Cop Out

Critic rating:

Tracy Morgan can't bail out this comedy
By Michael O'Sullivan
Friday, Feb. 26, 2010

Director Kevin Smith has said that one of the things that appealed to him about making "Cop Out," his action comedy starring Bruce Willis and Tracy Morgan, is that it's the kind of movie the filmmaker's late father would have liked.

It's a shame the old man isn't around to enjoy it. Much of the movie feels about 25 years too late.

Let's start with the music, by Harold Faltermeyer. It isn't clear whether Smith chose the composer, notable for scoring all three "Beverly Hills Cop" movies, to evoke the cheesy synth sound of a bygone era -- the golden age of the cop buddy flick -- or merely to replicate it. As it is, the music sounds less like homage than hoary cliche.

It's not the only thing that hasn't aged well.

The very concept -- an odd-couple police partnership made up of one level-headed guy (Willis) and one nut job (Morgan) -- was starting to show signs of wear well before "Lethal Weapon 4" (1998). Working from a script by brothers Robb and Mark Cullen (making the leap from TV to feature film writing here), Smith does little to dust off the antique.
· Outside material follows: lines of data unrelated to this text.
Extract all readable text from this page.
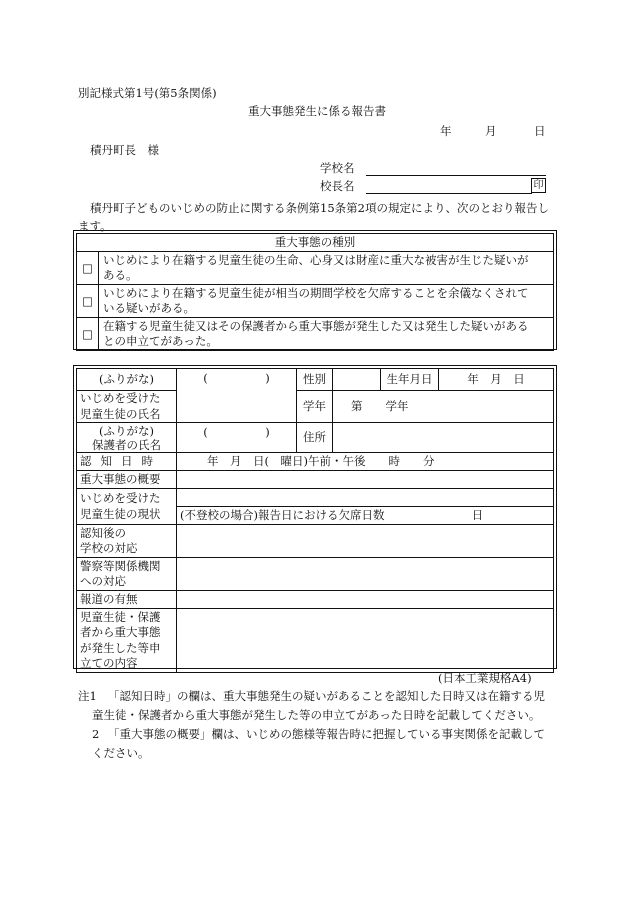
別記様式第1号(第5条関係)
重大事態発生に係る報告書
年	月	日
積丹町長　様
学校名
校長名	印
積丹町子どものいじめの防止に関する条例第15条第2項の規定により、次のとおり報告し
ます。
重大事態の種別	
□	いじめにより在籍する児童生徒の生命、心身又は財産に重大な被害が生じた疑いが
ある。
□	いじめにより在籍する児童生徒が相当の期間学校を欠席することを余儀なくされて
いる疑いがある。
□	在籍する児童生徒又はその保護者から重大事態が発生した又は発生した疑いがある
との申立てがあった。
(ふりがな)	(　　　　　)	性別		生年月日	年　月　日
いじめを受けた
児童生徒の氏名		学年	第　　学年		
(ふりがな)
保護者の氏名	(　　　　　)	住所			
認知日時	年　月　日(　曜日)午前・午後　　時　　分				
重大事態の概要					
いじめを受けた
児童生徒の現状					
	(不登校の場合)報告日における欠席日数 日				
認知後の
学校の対応					
警察等関係機関
への対応					
報道の有無					
児童生徒・保護
者から重大事態
が発生した等申
立ての内容					
(日本工業規格A4)
注1 「認知日時」の欄は、重大事態発生の疑いがあることを認知した日時又は在籍する児
童生徒・保護者から重大事態が発生した等の申立てがあった日時を記載してください。
2 「重大事態の概要」欄は、いじめの態様等報告時に把握している事実関係を記載して
ください。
Other than his casting of Morgan -- an unpredictable wild man who does most of the comedic heavy lifting and by the end of the film looks like he's lost 10 pounds through improv sweat alone -- Smith has given us a lazy retread.
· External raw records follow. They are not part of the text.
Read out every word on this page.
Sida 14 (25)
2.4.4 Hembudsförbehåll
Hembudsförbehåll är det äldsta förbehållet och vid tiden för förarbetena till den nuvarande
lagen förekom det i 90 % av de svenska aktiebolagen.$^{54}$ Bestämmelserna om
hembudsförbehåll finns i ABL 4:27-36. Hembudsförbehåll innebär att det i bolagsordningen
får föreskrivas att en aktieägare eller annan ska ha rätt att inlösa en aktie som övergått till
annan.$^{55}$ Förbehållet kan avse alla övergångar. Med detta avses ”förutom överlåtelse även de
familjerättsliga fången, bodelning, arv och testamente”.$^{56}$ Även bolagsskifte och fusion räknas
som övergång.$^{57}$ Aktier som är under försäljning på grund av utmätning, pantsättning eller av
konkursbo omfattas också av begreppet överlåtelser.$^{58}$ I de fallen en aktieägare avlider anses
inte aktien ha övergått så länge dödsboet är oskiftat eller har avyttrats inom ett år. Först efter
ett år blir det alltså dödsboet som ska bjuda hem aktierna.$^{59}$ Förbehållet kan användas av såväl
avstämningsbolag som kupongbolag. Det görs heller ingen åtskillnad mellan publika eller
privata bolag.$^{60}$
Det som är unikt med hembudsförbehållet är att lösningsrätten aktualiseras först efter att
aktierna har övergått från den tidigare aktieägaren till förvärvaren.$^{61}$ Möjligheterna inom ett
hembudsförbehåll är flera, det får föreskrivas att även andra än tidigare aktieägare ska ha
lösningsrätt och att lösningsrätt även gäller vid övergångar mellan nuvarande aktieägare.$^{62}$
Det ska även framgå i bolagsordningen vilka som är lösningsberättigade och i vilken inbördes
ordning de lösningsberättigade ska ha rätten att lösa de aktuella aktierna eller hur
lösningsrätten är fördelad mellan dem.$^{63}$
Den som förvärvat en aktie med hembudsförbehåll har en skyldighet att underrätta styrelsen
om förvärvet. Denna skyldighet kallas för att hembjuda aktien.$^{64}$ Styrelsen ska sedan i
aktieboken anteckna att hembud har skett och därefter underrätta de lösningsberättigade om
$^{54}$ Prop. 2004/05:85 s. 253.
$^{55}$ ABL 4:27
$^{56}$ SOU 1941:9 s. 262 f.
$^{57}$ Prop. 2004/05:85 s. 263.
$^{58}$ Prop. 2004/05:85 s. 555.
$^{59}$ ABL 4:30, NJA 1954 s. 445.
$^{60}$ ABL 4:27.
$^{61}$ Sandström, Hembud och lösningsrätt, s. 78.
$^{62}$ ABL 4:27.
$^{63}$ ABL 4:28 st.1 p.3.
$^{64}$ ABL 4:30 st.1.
Not 15 minutes in, Jimmy (Willis) and Paul (Morgan) have already botched one case and been chewed out by their captain (Sean Cullen), who confiscates their guns and badges, and suspends them without pay. That sets in motion the main plot, which revolves around Jimmy and Paul's unauthorized efforts to retrieve a collectible baseball card of Jimmy's that has been stolen by a Latino gangster (Guillermo Diaz). Without it -- not to mention without his steady paycheck -- Jimmy won't be able to come up with the 50 grand for the wedding his daughter (Michelle Trachtenberg) has always wanted.
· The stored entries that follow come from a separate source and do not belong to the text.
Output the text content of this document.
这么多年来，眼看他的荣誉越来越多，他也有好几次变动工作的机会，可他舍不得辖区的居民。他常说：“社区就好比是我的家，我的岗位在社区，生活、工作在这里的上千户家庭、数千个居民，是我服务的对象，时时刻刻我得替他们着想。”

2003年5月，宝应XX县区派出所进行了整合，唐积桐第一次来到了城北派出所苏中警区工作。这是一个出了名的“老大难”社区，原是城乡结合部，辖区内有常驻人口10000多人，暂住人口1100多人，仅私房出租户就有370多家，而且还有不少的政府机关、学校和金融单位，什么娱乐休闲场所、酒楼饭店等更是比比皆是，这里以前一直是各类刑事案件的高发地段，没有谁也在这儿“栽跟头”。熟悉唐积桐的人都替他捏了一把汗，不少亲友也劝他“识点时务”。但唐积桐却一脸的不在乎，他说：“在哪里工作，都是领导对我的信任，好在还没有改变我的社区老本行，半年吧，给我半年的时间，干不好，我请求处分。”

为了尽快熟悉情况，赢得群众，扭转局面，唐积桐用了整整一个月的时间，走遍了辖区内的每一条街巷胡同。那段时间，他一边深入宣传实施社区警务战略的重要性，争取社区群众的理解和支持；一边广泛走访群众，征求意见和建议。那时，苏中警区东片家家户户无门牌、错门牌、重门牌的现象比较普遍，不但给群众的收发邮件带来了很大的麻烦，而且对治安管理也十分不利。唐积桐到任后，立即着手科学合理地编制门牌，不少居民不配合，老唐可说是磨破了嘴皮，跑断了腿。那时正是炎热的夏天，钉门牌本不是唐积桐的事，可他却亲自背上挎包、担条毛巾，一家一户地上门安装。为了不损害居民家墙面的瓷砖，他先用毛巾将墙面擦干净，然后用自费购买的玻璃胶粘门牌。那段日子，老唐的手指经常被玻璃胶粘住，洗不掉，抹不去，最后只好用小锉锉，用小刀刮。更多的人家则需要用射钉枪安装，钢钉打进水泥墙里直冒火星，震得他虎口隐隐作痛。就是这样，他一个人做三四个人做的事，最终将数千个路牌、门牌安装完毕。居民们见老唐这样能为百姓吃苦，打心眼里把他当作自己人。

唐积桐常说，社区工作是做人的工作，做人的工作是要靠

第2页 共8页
All this, of course, is merely an excuse for Jimmy and Paul to banter, bicker and crack wise in increasingly foul-mouthed fashion about such secondary issues as Paul's bathroom habits or his neurotic jealousy about his wife (Rashida Jones), who he suspects is sleeping with a neighbor. It's pretty funny stuff, actually. In this case, Smith is smart enough to wind Morgan up, turn on the camera and get out of his way.

What results is a tour de force of sheer comic energy that threatens to rip apart the film -- and its sodden, secondhand premise -- like a wad of used paper towels. It's a performance in search of a movie.

Seann William Scott is also a welcome, off-kilter presence as a disturbingly genial cat burglar apprehended by Jimmy and Paul, and later recruited for their mission. (Hint: Stay through the closing credits for more of him.)

The rest of "Cop Out" feels less like a throwback than something that should have been thrown out years ago. From Diaz's Poh Boy, a sports memorabilia-obsessed villain who tortures his victims in a basement batting cage, to Fred Armisen's cameo as corrupt Russian lawyer (whose accent wavers between Spanish and Martian), to Jason Lee's Roy, the smarmy second husband of Jimmy's ex-wife, "Cop Out" is filled with bad guys who are just, well, bad.

Contains nasty language, sexual references and violence.